On a landing strip near Inez, Ky., RNC Chairman Mike Duncan said he put in a call this morning to the chairwoman of the North Carolina Republican Party. “I left a voicemail encouraging her not to run the ad,” he said. Katie Wright, an RNC spokeswoman, elaborated, saying the national party first learned of the ad last night, and raised objections at a staff level. “We didn’t see it as helpful or appropriate. But they are an independent organization,” she said of the North Carolina state party.
A few minutes later, McCain weighed in himself. “We asked them not to run it. I am sending them an email as we speak asking them to take it down,” McCain said. “There is no place for that kind of campaigning.”
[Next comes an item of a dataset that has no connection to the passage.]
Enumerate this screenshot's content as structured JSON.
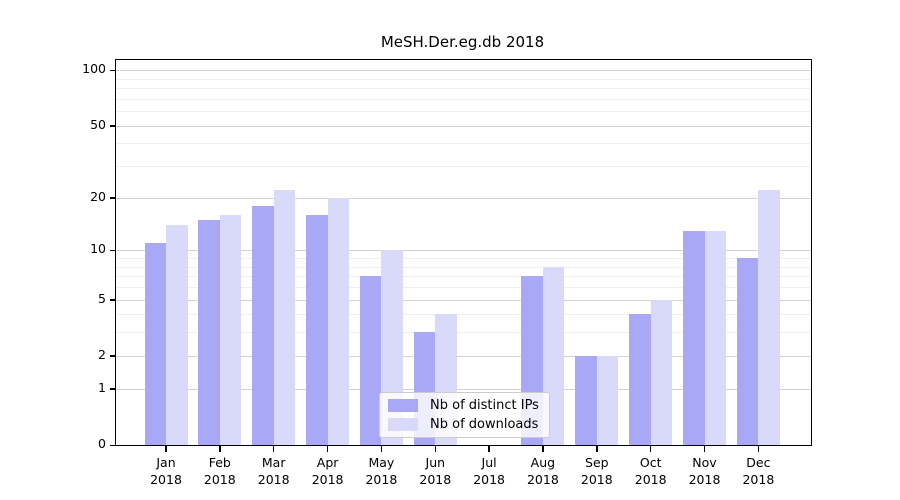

In this respect, McCain continues to draw a fine — and somewhat fuzzy — line between those issues from Obama’s past that are fair game and those that are not. While he has mostly ruled out Obama’s relationship with Rev. Jeremiah Wright as a legitimate issue, McCain spent Sunday saying that Obama’s relationship to another controversial figure, William Ayers, was a legitimate issue. Ayers, a former member of a violent fringe of the anti-Vietnam war movement, the Weather Underground, is a now a college professor in Chicago.
“His relationship with Mr. Ayers is open to question,” McCain said on ABC’s This Week, about Obama. “He became friends with him and spent time with him while the guy was unrepentant over his activities as a member of a terrorist organization, the Weathermen. Does he condemn them? Would he condemn someone who says they’re unrepentant and wished that they had bombed more?”